Liszts Hexameron über den Marsch aus den Puritanern als letztes Werk des offiziellen Programmes, naja... da muss einem wohl dank technisch grenzenloser Möglichkeiten etwas langweilig sein, um dieses grausam schwierige und musikalisch so wenig gelungene Werk aufzuführen, aber oK , grandios gespielt, technisch verblüffend, Wunder hat am Flügel definitiv technisch gar nichts mehr zu fürchten. Ein Bravourstück eben, es nieder zu schreiben hätte der Raidinger Großmeister vielleicht besser bleiben lassen sollen.

Die Liszt Sonate: der Anfang etwas distanziert, aber alles sehr sauber, überzeugend, mit Schwung und furchterregender Technik vorgetragen, das A Dur Thema nicht immer, aber doch meist mit viel Emphase herausgearbeitet. Die Fuge, eine filigrane Jagd in halsbrecherischer Tempowahl, das Finale mit der gefürchteten Oktavenpassage beeindruckend, schneller hat's nicht einmal Richter live gespielt. Auch dass irgendwo in den Rängen durch Kreislaufprobleme im Zuschauerraum Lärm ausbrach, konnte Wunder nicht aus der Ruhe bringen, ein paar besorgte Blicke nach oben, sehr professionell spielt er ruhig - und das erste mal am Abend (!) wirklich innig- weiter. Eine durchaus denkwürdige Wiedergabe der großen Sonate.
Dass nach dem ergreifenden, von Wunder jedoch eher unverbindlich gestalteten, Schluss dann das banale Bravourstück des Puritaner-Marsches kommen musste, ist nicht verständlich.

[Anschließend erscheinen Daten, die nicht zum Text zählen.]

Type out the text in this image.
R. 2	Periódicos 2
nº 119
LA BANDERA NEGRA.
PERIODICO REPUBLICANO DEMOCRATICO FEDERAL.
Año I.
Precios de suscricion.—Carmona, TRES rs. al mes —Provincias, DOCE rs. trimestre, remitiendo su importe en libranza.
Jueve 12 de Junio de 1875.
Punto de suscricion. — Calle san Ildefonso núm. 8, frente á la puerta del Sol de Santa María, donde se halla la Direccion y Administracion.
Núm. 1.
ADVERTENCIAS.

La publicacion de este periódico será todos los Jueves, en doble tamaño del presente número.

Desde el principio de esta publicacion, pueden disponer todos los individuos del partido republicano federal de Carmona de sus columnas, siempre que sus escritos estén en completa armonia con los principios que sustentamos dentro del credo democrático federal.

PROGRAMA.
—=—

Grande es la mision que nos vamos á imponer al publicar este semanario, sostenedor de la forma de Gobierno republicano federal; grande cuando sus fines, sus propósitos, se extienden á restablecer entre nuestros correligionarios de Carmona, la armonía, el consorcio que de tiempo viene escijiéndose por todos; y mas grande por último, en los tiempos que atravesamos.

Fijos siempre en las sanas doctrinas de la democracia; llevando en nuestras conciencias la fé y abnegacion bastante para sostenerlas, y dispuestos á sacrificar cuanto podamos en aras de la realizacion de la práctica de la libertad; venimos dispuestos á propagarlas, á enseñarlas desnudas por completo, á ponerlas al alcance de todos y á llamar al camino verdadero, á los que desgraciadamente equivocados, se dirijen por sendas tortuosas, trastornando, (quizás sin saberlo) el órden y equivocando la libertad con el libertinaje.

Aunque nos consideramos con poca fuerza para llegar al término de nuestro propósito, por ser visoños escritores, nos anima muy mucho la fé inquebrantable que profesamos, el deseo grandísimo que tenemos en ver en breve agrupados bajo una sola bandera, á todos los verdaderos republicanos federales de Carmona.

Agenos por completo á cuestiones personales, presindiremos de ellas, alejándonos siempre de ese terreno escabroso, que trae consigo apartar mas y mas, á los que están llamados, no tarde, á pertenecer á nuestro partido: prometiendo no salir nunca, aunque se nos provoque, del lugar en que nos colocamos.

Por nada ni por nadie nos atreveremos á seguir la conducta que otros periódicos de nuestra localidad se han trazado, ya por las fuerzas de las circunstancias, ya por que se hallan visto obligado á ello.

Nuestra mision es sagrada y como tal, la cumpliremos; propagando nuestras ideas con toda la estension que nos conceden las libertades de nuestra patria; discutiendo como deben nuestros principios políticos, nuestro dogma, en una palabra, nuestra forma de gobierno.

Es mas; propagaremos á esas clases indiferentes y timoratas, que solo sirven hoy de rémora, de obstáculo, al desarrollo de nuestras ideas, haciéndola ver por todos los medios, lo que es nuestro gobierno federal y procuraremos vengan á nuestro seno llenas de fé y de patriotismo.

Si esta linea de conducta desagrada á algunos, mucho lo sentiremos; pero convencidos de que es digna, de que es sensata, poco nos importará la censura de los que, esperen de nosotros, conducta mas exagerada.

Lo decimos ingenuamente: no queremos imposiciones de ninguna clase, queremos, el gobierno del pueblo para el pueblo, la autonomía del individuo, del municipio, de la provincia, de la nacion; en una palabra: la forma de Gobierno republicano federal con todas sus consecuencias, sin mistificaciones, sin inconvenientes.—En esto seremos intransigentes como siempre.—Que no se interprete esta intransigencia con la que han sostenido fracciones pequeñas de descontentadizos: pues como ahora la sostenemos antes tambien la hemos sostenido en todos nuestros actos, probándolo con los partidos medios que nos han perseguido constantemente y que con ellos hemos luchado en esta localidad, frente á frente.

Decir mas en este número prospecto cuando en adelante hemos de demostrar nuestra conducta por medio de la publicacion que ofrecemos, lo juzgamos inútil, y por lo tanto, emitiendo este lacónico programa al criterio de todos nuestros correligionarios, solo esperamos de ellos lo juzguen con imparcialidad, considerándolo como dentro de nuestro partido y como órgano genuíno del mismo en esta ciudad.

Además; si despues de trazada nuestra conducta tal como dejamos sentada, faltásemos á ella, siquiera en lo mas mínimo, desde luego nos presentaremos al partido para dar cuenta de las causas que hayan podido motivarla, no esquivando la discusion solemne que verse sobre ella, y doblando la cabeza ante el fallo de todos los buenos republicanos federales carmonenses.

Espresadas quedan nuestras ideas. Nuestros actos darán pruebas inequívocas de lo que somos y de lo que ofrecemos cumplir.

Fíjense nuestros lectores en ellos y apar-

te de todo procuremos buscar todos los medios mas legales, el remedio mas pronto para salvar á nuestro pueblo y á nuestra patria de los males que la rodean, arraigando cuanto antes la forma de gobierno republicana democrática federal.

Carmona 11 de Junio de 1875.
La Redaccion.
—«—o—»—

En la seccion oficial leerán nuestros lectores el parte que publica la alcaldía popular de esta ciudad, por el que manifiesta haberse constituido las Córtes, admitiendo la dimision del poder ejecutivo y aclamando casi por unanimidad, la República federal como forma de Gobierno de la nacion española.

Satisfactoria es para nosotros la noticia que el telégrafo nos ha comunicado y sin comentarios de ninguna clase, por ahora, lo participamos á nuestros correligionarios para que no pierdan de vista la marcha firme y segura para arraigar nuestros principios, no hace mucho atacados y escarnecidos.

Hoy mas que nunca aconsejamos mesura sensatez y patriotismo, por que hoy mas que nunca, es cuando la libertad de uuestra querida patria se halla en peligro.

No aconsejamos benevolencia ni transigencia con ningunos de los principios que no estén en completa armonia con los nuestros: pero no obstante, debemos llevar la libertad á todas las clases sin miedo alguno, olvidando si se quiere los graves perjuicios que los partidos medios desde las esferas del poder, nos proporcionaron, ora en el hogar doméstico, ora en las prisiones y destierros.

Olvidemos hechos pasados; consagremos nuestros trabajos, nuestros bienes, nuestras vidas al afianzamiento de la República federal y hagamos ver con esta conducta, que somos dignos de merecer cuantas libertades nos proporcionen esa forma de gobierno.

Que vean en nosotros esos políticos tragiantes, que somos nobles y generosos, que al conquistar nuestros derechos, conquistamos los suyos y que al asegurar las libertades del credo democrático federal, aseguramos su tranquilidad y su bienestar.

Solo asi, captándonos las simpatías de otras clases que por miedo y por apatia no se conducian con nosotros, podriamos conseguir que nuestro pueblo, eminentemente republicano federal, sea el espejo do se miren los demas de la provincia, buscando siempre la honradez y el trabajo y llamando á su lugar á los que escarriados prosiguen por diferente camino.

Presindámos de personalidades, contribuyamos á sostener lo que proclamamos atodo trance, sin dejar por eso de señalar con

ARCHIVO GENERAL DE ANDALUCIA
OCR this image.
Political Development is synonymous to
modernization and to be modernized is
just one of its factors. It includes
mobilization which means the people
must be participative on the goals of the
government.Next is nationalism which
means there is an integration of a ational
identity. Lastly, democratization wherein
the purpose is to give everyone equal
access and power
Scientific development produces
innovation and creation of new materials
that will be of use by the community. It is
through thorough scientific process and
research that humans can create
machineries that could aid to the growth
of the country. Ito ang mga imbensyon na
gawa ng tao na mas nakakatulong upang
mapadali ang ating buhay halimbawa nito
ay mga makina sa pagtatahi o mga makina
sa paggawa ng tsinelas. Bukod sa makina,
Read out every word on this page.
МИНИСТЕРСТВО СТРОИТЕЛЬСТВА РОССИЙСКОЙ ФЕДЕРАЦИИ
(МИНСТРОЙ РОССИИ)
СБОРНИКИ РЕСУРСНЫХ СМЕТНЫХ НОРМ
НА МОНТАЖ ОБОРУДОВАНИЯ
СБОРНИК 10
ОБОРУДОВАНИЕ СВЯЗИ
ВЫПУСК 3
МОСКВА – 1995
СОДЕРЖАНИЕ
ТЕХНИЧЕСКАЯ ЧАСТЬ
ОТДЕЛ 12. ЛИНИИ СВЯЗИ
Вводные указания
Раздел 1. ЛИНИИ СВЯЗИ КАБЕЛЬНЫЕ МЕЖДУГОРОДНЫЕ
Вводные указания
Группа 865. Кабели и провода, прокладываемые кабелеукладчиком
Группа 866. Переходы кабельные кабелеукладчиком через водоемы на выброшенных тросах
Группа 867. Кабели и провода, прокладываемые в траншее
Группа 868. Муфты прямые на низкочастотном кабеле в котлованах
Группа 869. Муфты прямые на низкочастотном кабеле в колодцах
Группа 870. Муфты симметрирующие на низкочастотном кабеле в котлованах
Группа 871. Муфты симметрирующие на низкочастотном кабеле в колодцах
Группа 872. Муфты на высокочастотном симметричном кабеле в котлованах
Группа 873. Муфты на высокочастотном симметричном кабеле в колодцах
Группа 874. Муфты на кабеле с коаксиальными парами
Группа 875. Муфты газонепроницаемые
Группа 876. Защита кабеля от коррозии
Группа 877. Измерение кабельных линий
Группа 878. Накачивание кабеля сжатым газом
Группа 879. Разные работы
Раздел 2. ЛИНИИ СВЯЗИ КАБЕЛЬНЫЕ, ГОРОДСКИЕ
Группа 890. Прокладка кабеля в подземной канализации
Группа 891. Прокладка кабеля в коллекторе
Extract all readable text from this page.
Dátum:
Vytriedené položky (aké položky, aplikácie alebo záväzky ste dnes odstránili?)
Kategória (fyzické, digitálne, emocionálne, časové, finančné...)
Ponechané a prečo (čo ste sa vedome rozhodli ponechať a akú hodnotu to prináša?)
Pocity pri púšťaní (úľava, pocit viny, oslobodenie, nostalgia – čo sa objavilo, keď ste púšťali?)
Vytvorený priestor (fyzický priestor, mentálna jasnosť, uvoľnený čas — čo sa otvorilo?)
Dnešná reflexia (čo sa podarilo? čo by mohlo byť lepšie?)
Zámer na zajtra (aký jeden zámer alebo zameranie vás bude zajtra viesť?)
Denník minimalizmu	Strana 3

erster Teil: Schuberts B Dur Sonate: ich schreibe sehr ungern negative Rezensionen, da Wunder 10000 mal besser spielt als ich, also was soll's. Warum ein Pianist ein Werk spielt, das er offenbar nicht verstanden hat, ist mir nicht nachvollziehbar. Warum er mit diesem Werk nicht zu einem Lehrer geht, der es ihm erklärt, ist noch unverständlicher.
Wunder versucht aus Schuberts mächtiger letzten Sonate ein Beethoven Plagiat zu machen, was es natürlich nicht ist, ein wenig hübsche Melodie in der Oberstimme, dazu eine achtlos runtergespielte "Begleitung", statt Gestaltung der Abgründe, absolut nichts bewegt in dieser dahin gehudelten Darbietung.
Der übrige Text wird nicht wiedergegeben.